Hamilton was eventually caught and was suspended from professional cycling. He became one of the first in his circle to implicate Lance Armstrong, testifying before federal investigators and appearing on “60 Minutes.” He says that he regrets his years of using performance-enhancing drugs. The lies and duplicity became an unbearable burden. His marriage fell apart. He sank into a depression. His book is supposed to serve as his apology. At that task, it fails. Try as he might—and sometimes he doesn’t seem to be trying very hard—Hamilton cannot explain why a sport that has no problem with the voluntary induction of anorexia as a performance-enhancing measure is so upset about athletes infusing themselves with their own blood.
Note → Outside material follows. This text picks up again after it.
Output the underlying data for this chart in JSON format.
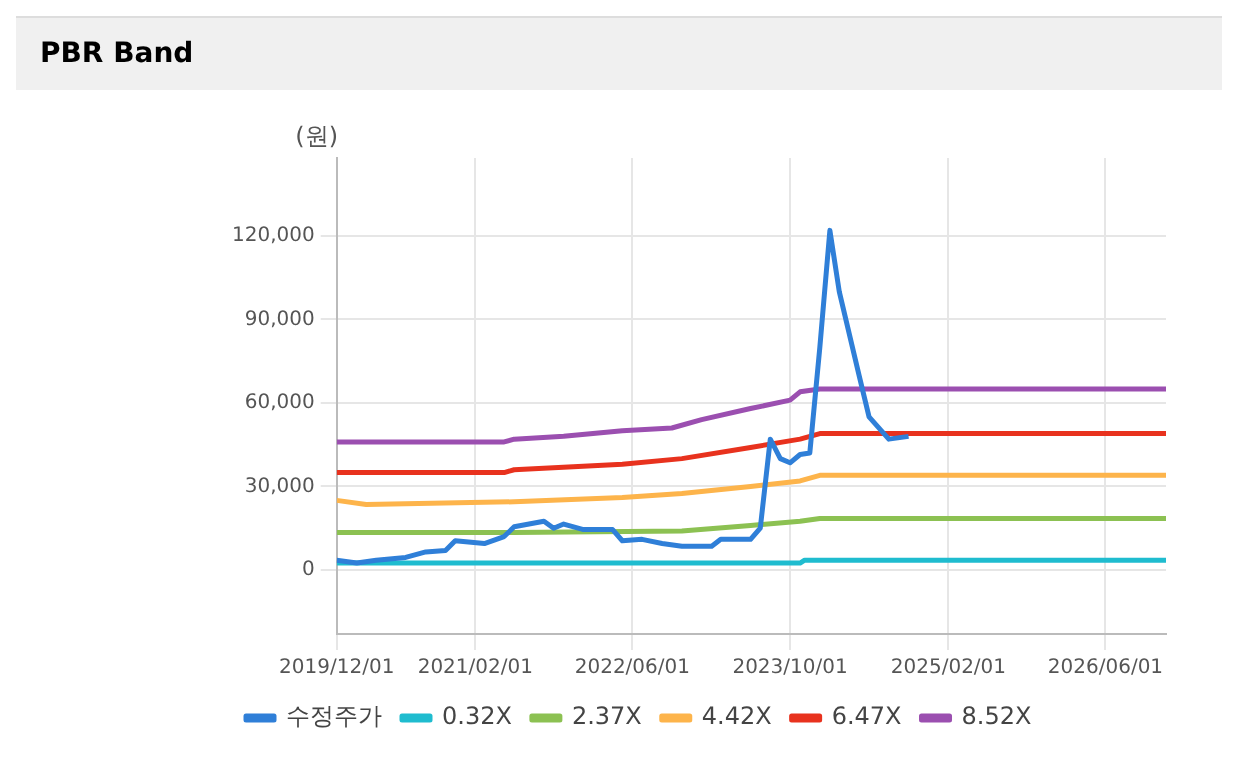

“Dope is not really a magical boost as much as it is a way to control against declines,” Hamilton writes. Doping meant that cyclists finally could train as hard as they wanted. It was the means by which pudgy underdogs could compete with natural wonders. “People think doping is for lazy people who want to avoid hard work,” Hamilton writes. For many riders, the opposite was true:
EPO granted the ability to suffer more; to push yourself farther and harder than you’d ever imagined, in both training and racing. It rewarded precisely what I was good at: having a great work ethic, pushing myself to the limit and past it. I felt almost giddy: this was a new landscape. I began to see races differently. They weren’t rolls of the genetic dice, or who happened to be on form that day. They didn’t depend on who you were. They depended on what you did—how hard you worked, how attentive and professional you were in your preparation.
This is a long way from the exploits of genial old men living among the pristine pines of northern Finland. It is a vision of sports in which the object of competition is to use science, intelligence, and sheer will to conquer natural difference. Hamilton and Armstrong may simply be athletes who regard this kind of achievement as worthier than the gold medals of a man with the dumb luck to be born with a random genetic mutation.